There are limitations to this study. Most of the data were based on interview responses and were not subject to verification from other community experts. Informants were responsible for up to eight First Nations communities, and this increased the challenge of accurately recalling or describing local contexts; however, many informants did take the time to research their answers. This increased the overall accuracy of the results reported, and therefore the results most likely provide a reliable assessment of local services and resources. Individual quotations may not be representative of overall trends or perceptions, but given that our respondents were legitimate representatives of a regional First Nations governance organisation, we feel that they represent credible perspectives. The passive phase of the project was conducted nearly 3 years after the active approach, so local circumstances may have changed in the intervening years; however, secondary sources did not identify any evidence that there has been improvement since the time of the interviews in 2013.

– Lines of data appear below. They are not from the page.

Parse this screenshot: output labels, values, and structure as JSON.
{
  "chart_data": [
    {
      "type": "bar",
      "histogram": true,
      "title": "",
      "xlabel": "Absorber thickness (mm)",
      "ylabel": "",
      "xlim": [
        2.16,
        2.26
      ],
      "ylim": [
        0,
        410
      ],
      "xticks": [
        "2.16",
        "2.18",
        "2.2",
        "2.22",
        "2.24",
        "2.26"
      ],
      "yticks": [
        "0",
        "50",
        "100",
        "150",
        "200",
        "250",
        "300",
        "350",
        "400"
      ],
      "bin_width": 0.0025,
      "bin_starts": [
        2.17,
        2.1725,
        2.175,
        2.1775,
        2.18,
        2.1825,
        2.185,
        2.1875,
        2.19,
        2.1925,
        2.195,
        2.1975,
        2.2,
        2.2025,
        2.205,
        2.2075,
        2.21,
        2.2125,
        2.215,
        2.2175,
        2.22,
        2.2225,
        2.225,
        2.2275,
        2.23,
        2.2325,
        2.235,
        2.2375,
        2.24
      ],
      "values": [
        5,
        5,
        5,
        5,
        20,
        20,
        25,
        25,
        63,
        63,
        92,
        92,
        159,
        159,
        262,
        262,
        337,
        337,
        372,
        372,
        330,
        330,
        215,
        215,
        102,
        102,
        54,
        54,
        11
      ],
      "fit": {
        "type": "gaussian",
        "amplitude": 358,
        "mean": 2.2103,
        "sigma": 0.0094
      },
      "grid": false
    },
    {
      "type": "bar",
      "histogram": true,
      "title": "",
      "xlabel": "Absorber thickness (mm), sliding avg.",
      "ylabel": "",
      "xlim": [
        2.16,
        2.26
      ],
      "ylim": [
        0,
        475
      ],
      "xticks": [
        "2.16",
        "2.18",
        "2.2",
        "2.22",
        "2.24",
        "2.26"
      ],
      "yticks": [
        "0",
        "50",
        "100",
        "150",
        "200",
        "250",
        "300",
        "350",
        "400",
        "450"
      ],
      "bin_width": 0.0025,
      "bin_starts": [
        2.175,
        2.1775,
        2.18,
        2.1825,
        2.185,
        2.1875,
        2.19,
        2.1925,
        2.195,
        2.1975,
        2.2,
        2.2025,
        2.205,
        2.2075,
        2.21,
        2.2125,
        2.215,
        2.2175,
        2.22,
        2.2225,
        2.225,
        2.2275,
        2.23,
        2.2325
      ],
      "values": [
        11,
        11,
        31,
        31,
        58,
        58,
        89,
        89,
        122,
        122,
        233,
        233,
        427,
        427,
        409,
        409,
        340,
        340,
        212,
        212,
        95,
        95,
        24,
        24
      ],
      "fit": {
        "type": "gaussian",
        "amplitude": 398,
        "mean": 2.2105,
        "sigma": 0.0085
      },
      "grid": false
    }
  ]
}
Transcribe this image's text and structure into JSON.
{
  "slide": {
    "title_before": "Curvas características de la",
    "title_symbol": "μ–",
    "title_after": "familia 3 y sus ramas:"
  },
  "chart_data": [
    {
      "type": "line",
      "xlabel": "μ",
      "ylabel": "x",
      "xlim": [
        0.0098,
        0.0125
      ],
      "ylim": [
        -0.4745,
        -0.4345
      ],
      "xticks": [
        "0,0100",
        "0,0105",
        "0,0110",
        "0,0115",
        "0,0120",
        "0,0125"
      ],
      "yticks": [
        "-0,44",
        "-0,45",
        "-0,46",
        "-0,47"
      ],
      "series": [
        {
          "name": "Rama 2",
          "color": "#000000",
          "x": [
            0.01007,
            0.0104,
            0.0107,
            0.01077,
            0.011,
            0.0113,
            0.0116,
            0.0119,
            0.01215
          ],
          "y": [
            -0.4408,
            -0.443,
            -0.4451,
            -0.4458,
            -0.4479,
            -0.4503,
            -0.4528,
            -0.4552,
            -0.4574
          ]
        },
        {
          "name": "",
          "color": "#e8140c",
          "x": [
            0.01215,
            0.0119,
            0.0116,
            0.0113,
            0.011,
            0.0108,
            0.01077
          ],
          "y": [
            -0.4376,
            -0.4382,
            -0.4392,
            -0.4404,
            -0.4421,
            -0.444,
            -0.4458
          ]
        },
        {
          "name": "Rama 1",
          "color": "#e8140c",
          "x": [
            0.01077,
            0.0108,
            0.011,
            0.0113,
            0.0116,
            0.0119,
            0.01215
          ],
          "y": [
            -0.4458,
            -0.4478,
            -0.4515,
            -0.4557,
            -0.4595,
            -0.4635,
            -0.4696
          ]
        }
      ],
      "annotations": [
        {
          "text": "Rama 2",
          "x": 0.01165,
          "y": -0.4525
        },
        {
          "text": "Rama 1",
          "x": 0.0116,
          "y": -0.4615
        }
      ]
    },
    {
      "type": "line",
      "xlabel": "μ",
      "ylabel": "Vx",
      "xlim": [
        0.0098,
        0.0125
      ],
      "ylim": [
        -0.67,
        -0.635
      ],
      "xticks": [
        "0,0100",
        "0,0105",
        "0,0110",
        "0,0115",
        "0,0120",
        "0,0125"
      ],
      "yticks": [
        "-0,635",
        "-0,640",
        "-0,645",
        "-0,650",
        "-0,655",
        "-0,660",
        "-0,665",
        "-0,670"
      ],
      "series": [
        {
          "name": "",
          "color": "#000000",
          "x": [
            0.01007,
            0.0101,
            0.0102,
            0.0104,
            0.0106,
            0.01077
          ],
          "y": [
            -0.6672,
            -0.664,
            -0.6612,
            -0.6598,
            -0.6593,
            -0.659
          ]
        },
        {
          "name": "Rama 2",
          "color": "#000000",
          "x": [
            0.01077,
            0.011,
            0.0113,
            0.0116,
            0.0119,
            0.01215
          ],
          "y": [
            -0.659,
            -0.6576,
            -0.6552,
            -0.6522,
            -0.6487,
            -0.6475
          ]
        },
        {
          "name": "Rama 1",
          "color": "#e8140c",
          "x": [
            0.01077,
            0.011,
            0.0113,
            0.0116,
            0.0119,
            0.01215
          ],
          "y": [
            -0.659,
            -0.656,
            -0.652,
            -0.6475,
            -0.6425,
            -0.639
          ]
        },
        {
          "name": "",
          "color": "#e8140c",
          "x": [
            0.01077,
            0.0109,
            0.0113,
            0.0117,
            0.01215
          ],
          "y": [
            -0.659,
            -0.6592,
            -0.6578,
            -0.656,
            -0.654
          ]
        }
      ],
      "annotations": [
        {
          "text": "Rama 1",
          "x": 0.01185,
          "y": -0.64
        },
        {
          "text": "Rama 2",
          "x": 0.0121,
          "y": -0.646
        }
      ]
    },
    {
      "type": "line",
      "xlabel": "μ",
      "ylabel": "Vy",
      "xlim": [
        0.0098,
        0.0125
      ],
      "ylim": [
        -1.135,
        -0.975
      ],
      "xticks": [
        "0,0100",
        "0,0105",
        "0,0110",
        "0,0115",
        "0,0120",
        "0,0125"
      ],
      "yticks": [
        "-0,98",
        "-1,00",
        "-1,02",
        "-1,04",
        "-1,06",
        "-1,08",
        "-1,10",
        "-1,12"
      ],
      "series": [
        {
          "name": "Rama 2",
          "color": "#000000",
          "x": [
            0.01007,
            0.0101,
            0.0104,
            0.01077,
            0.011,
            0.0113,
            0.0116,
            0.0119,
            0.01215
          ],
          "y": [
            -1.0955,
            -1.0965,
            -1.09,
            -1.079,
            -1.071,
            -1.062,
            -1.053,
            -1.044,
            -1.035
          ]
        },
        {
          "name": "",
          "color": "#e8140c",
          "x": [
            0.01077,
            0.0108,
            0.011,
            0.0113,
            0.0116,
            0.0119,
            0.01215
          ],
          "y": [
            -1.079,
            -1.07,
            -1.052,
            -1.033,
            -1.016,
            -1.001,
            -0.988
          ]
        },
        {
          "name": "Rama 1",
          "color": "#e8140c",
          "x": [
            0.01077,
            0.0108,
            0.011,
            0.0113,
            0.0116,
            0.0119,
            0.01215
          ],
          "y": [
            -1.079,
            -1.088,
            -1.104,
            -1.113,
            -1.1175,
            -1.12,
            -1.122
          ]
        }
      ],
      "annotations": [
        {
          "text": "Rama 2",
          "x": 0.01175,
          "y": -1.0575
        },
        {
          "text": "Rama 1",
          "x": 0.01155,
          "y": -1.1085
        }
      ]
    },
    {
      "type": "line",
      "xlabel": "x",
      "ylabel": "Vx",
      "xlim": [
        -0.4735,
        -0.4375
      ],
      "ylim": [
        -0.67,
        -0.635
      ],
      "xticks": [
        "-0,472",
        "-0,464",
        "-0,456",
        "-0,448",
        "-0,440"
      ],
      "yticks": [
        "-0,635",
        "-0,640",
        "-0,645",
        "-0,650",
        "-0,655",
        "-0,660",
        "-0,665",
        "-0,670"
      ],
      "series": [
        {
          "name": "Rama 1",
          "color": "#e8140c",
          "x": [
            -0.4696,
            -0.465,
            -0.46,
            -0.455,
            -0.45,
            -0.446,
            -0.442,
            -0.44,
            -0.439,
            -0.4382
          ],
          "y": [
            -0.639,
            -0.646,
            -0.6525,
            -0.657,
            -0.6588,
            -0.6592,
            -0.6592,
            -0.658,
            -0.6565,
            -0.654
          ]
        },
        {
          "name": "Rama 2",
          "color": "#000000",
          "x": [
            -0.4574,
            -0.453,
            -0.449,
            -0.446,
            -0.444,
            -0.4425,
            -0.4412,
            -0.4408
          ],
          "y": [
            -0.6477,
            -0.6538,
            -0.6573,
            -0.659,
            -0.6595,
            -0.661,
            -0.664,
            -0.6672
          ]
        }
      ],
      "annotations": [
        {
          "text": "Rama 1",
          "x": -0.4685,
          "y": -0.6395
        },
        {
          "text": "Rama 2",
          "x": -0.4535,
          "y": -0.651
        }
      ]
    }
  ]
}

Emergency response systems, efforts, and programmes are grossly insufficient in NAN communities. As these communities operate in isolated and remote contexts, the expansion of conventional ambulance or first responder programmes may not be an appropriate nor realistic solution. Remote communities are the most vulnerable, and transformation in health care to improve equity is needed. It is therefore paramount that novel, sustainable and community-based innovations are developed, particularly those addressing pre-nursing station care. The results of this paper can empower NAN communities with the information to advocate for improved emergency services and systems, which will then result in healthier, stronger, and more resilient communities.

Conflict of Interest

AO and DV declare a non-financial conflict of interest through their affiliation with Remote Health Initiative, a non-profit entity dedicated to enhancing care in remote settings. The remaining authors declare no conflicts of interest.

Acknowledgements

We would like to sincerely thank the key informants and roundtable participants for their knowledge and interpretation of results. We would also like to thank André McDonald, Julia Russell Jozkow, Jeffrey Curran, and Natalie Hansen for providing comments towards this manuscript and Baijayanta Mukhopadhyay in the development of the key informant interview questions. We would also like to thank Jill E. Sherman from the Centre for Rural and Northern Health Research for the development of the map presented in .

Additional information

Funding

The Northern Ontario Academic Medicine Association project grant number is Project #A-15-07.